A crop duster sprays pesticides on fields near Pullman in Whitman County, Washington. (Photo: Wolfgang Kaehler/Avalon/Universal Images Group via Getty Images)

Pesticide Exposure Killed my Husband--Farm Workers Need Better Protections

Each year as many as 20,000 farm workers are poisoned and an estimated 11,000 fatalities occur worldwide.

My husband, Alejandro, died from lung cancer in 2010. He was just 50 years old. For years, one of my husband's jobs was to tend to the lettuce fields where we worked in Greenfield. Right after spraying pesticides and weed killers, he would go into the fields, working up the soil with a short-handled hoe so that the lettuce could grow. He would get really close to the ground, breathing in the dust and also the chemical residue that was there.

These facts of farmworker life are not simply tragedy. They are the result of policy decisions the U.S. government can change right now.

A few years before he died, Alejandro developed a severe respiratory condition. He couldn't lay down because when he did, it felt like he was drowning. A doctor told us that he needed a lung transplant. We waited, but no donors were found.

His breathing worsened to the point that he needed to be hospitalized and put on a ventilator. One day, as the nurses were getting him ready for his walk, he suffered a stroke. I rushed to his side. He died there in my arms, saying "mis hijos, mis hijos." [My kids, my kids]

This is my family's story, but it's like too many others. Each year as many as 20,000 farmworkers are poisoned and an estimated 11,000 fatalities occur worldwide. Consider: In a country where the average life expectancy is 78 years, the people who work in the fields tend to live to be just 42.

The families left behind have few resources to turn to.
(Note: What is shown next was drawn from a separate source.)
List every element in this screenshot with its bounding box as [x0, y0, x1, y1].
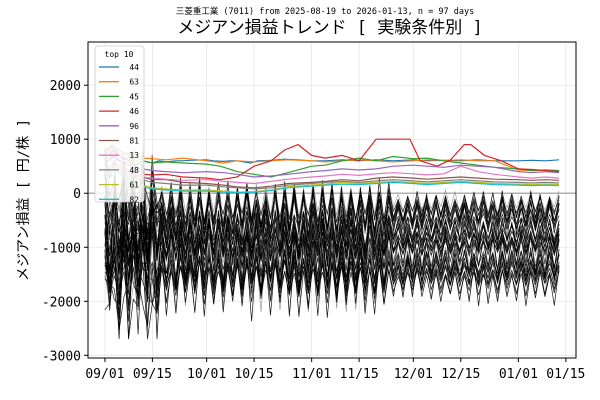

When Alejandro passed away, a doctor who knew that he was a farmworker told me that the cause of his death was most likely the result of regular exposure to pesticides at work. Then a lawyer who heard about what happened told us that we could sue the company that manufactured the chemicals that Alejandro had been exposed to.

But we didn't. One problem was a lack of direct evidence. Another issue was that my husband's employer never told him or the workers the names of the chemicals that were used on the farm.
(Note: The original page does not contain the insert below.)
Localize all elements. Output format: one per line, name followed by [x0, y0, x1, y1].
I felt depressed, helpless, and alone when Alejandro passed away. He was too young. We were confident we knew why he died, but we couldn't do anything about it.

As for myself: working thirteen years on grape vineyards and also with chemicals has left me with asthma and psoriasis. I was seriously injured specifically after I fell while tying grape vines in one orchard, which has required multiple surgeries and regular medical attention. I had to leave work completely.

What has helped me turn all this pain into positive action was in 2013 getting involved in the California-based group, Lideres Campesinas. Connecting with other women who run the group, I have learned that what happened to my husband is all too common. Our country's approximately three million farmworkers daily risk their lives when they work with hazardous chemicals so that the rest of us can eat.

Pesticides have been linked to cause birth defects, neurodevelopmental delays and cognitive impairment among pregnant farmworkers.

These facts of farmworker life are not simply tragedy. They are the result of policy decisions the U.S. government can change right now.

For instance, the Environmental Protection Agency and Occupational Safety and Health Agency should make greater efforts to conduct unannounced inspections. As is, OSHA's workplace inspection policy authorizes such workplace inspections, while the EPA according to a rule from 2020, recognizes that inspections may or may not be announced. The problem is that many farmworker women report that their employers too often receive advance notice before inspectors arrive. Without unannounced inspections, employers superficially improve their work environments to just pass inspection, avoiding to make real, necessary changes that would actually benefit worker welfare."

The EPA also needs to reverse recent decisions that have drawn lawsuits from Alianza Nacional de Campesinas, along with other advocacy and community health groups. The first is the agency's 2020 decision to weaken safeguards--namely a rule saying that pesticides can't be applied when anyone is within 100 feet of the site--that prevented farmworkers and rural residents from being accidentally sprayed with toxins. The other problematic decision is the EPA's 2021 approval of the continued use of the deadly pesticide paraquat for 15 more years, even though this chemical is currently banned in 32 countries and has been linked to Parkinson's Disease. The safeguards should be restored, and paraquat banned from use.

U.S. lawmakers have a role to play too. The Protect America's Children from Toxic Pesticides Act, introduced last year by Senator Cory Booker (D-NJ), aims to remove dangerous pesticides within our farm system by updating the 1972 Fungicide and Rodenticide Act to ban the most damaging pesticides that have been scientifically proven to harm the safety of people and our environment.

Improved oversight and new laws will not bring my husband back. Yet in working together, I hope that in Alejandro's memory we can make changes that would help heal those of us who have been harmed by working in our country's food system, and prevent more senseless deaths.